The film is described by critics as adult-oriented and sexually explicit, with BDSM dynamics central to the relationship between Colin and Ray. Some reviewers have argued it actually pulls its punches relative to the source material, but it's not a film for viewers who want their queer romance sanitized.
Q: Is Pillion: A Tale of Love and Submission worth watching?
If you're comfortable with morally ambiguous storytelling and a film that won't tell you how to feel about its central relationship, yes. The performances from Harry Melling and Alexander Skarsgård are the main draw, and the Cannes and BAFTA recognition suggests the critical consensus leans positive — even if a 6.4 on IMDb reflects genuine audience division.

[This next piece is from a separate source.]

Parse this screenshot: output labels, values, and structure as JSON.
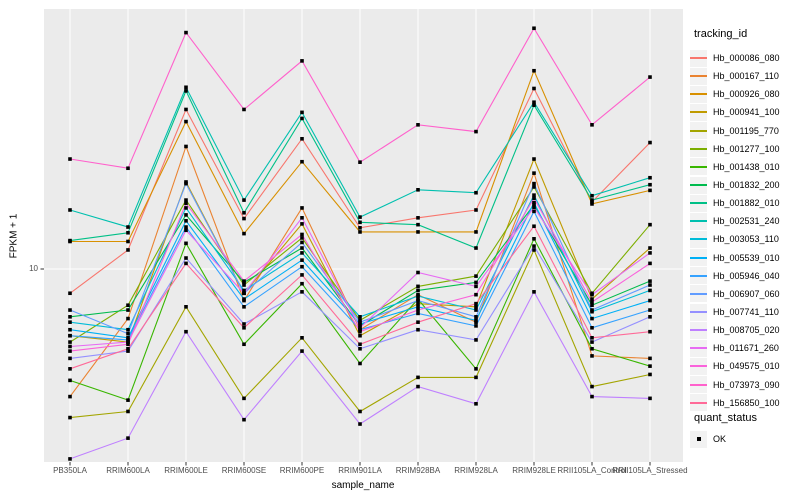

Who should watch Pillion: A Tale of Love and Submission
Pillion: A Tale of Love and Submission isn't for everyone — and it doesn't want to be. Viewers who come to it expecting a tidy LGBTQ+ love story with a clean emotional resolution will find themselves on uncertain ground. But for audiences who want queer cinema that takes power dynamics seriously without either condemning or romanticizing them, this is one of 2026's more genuinely interesting films. Strong performances, a Cannes-winning screenplay, and a premise that hasn't been done before. Movie OTT will keep tracking it as streaming availability expands — check back for updates as the film moves through its distribution windows.